How to promote the human and social conditions of persons with disabilities in contemporary world?

2023
Workshop
4-6 December

Webinar on How to promote better human and social conditions for persons with disabilities in the contemporary world?

Webinar on How to promote better human and social conditions for persons with disabilities in the contemporary world?
Illustration: Lorenzo Rumori

People with disabilities are people who need assistance to be able to carry out the basic activities of life. The disability may be physical or mental, and it diminishes the independent living of one’s life. There is no exact number of people with disabilities worldwide. International organisations estimate that 16% of the world's population experiences significant disabling conditions. This is approximately 1.3 billion people.[1] However, the social boundaries of what has been called the 'third nation of the world' are far more extensive. The lack of a common language defining disability makes these numbers variable,[2] uncertain, yet very relevant; and the lack of a mapping, distribution and spread of cases of disability, especially types of cases and forms of disability, limits the extent to which the study of disabilities can be related to their environment.

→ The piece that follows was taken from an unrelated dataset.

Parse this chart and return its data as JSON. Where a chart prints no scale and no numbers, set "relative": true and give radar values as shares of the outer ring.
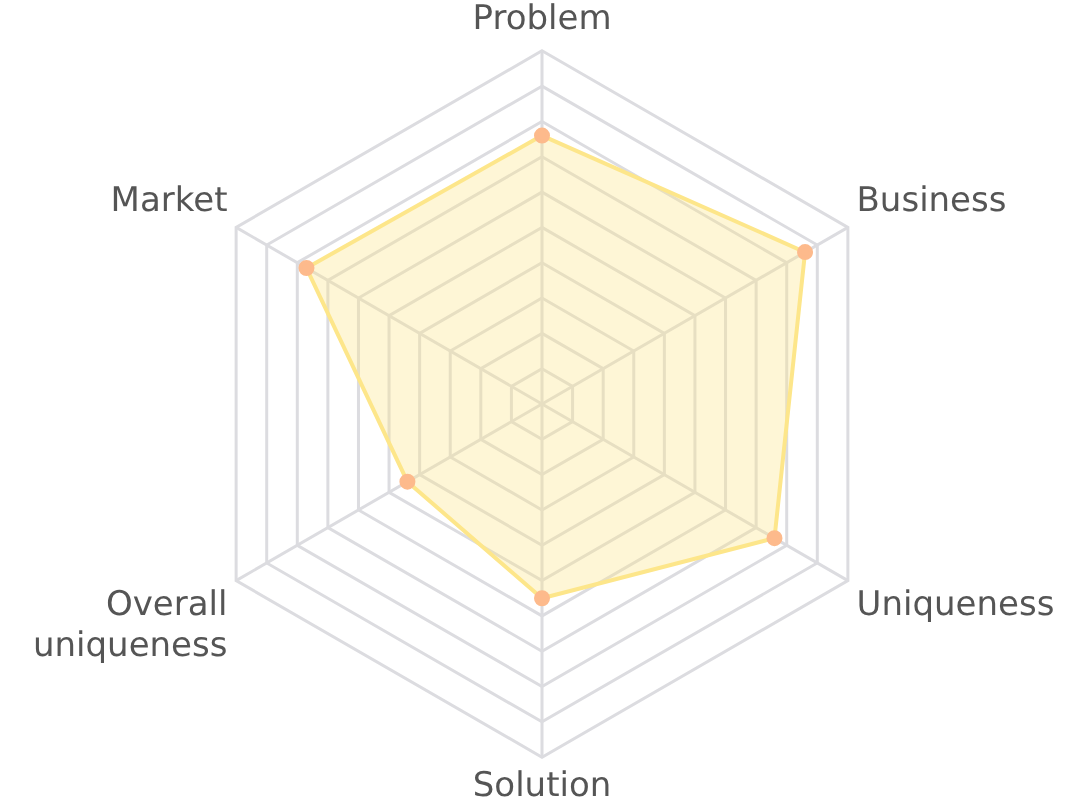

Disabilities, in their different forms and gravity, are common to all societies and do merit our attention and study. For, the cry of the disabled is part of the cry of the poor which reaches us not as mere statistical data, but as an invitation to solidary compassion, daring to turn what happens to people with disabilities into our own personal experience and to discover how our societies can respond to the cry.

This is the subject of study for the 2024 Plenary Assembly of the PASS, in preparation for which PASS is holding this preparatory webinar to study and to discover trajectories along which to travel to make the Plenary Assembly’s treatment of Disability comprehensive and useful.

 

[1] Cfr. World Health Organization. (2022). Global report on health equity for persons with disabilities. World Health Organization. Geneva.

[2] Cfr. Pettinicchio, D. & Maroto, M. (2021). Who counts? Measuring disability cross-nationally in census data. Journal of Survey Statistics and Methodology, 9 (2), 257-284.